HNSW Hyperparameters

- ef: Search parameter (higher = more thorough, slower)
  Default: 40
  Trade-off: Recall vs. speed

- efConstruction: Construction parameter
  Default: 200
  Trade-off: Build time vs. quality

- M: Number of bidirectional links
  Default: 5-48 (usually 16)
  Trade-off: Memory vs. recall

Tuning strategy:

def find_best_parameters(ground_truth, recall_target=0.95):
    best_config = None

    for ef in [20, 40, 60, 100]:
        for efConstruction in [100, 200, 400]:
            for M in [4, 8, 16, 32]:
                index = hnswlib.Index(...)
                index.init_index(max_elements=1000000,
                                ef_construction=efConstruction, M=M)
                recall = evaluate_recall(index, ground_truth)

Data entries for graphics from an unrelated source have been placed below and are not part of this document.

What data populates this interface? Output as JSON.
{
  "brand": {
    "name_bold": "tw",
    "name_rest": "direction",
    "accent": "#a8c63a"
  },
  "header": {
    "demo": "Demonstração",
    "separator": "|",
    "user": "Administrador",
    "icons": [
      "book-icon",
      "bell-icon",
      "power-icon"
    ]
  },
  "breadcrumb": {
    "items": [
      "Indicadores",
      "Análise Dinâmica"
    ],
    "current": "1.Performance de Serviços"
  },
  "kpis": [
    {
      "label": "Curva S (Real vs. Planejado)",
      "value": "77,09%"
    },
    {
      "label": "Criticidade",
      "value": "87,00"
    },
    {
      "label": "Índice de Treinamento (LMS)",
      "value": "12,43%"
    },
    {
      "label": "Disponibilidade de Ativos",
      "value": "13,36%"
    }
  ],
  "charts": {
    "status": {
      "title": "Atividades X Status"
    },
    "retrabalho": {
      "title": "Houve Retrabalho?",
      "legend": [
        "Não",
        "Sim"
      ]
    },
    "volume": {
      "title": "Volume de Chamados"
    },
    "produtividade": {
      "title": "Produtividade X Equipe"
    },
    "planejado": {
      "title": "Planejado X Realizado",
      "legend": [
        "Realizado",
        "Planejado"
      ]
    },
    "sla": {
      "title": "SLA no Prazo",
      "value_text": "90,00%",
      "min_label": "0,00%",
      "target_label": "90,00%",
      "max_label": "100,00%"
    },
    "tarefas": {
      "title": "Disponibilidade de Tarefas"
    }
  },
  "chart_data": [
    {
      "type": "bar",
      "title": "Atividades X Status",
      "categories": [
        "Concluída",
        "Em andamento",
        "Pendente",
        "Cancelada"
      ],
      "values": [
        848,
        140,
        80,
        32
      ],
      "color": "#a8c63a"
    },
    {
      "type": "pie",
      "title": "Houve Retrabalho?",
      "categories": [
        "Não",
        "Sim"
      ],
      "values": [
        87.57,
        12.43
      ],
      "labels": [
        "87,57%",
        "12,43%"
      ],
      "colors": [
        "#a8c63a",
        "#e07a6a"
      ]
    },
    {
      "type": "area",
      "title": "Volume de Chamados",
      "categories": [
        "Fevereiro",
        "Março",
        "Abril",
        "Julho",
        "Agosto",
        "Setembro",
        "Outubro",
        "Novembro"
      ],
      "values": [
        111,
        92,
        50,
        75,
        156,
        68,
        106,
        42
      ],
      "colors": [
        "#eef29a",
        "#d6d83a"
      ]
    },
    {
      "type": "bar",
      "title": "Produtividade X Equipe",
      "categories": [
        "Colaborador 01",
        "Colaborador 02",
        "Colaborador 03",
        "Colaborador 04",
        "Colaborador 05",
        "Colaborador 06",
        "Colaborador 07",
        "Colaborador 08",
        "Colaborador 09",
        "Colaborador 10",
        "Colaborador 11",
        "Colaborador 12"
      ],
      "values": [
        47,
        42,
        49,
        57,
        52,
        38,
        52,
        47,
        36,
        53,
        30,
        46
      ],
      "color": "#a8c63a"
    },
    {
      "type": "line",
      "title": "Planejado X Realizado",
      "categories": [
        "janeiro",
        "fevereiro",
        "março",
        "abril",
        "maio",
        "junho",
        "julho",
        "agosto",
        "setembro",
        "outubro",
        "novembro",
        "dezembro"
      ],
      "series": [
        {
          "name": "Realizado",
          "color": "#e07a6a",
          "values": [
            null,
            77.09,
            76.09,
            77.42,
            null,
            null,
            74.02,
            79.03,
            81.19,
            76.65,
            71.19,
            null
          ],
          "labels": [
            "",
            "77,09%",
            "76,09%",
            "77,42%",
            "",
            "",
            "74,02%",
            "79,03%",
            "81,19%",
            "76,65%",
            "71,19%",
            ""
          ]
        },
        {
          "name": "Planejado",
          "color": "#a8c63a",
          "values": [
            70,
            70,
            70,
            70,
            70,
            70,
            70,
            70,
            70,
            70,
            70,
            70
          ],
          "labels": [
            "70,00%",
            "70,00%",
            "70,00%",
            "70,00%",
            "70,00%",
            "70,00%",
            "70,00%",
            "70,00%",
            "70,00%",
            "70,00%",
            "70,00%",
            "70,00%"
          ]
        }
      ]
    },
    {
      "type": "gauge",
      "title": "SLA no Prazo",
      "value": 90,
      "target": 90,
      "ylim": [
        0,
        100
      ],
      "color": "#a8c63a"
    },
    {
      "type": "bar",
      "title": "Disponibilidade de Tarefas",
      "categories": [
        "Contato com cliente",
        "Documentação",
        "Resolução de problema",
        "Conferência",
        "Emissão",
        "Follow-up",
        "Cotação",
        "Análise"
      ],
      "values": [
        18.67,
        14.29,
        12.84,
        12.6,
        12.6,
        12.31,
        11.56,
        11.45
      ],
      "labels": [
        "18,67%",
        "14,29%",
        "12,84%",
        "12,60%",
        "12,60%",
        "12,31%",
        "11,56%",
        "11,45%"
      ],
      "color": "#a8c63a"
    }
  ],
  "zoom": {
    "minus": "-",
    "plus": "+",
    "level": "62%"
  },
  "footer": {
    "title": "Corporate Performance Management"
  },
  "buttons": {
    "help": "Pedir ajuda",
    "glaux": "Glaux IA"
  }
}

                if recall >= recall_target:
                    if (best_config is None or
                        ef < best_config['ef']):  # Prefer speed
                        best_config = {'ef': ef, 'efConstruction': efConstruction, 'M': M}

    return best_config

IVF Hyperparameters

- nlist: Number of clusters
  Default: √N (for N vectors)
  Trade-off: Search space vs. cluster quality

- nprobe: Number of clusters to search
  Default: 1-10 (usually 10)
  Trade-off: Recall vs. speed

ANN Quality Metrics

Recall

What percentage of true top-K results were found?

Recall@1 = Is the true nearest neighbor found?
Recall@10 = Are the true top-10 found?

Query Latency

Time to retrieve K vectors
Typical targets: < 50ms for interactive applications

Throughput

Queries per second the system can handle
Depends on: Recall setting, latency SLA, hardware

Common ANN Mistakes

Using linear search at scale:

Trying to search 10M vectors with brute force
Should use HNSW or IVF immediately

Wrong recall target:

Optimizing for 100% recall (defeats the purpose)
Most applications accept 95%+ recall gladly

Not retraining index:

Vectors added but index outdated
Retrieval quality degrades over time
Solution: Reindex periodically or incrementally

Forgetting to normalize:

ANN algorithms assume normalized vectors
Denormalized vectors give wrong results

ANN in 2024

Trends:

Learned indices (ML-based optimization)
GPU-accelerated ANN
Streaming ANN (update without reindex)
Hybrid ANN (combining multiple algorithms)
Multi-stage ranking (ANN → reranker)

ANN algorithms are the invisible foundation of modern vector search. Understanding them helps you tune systems for latency and recall trade-offs.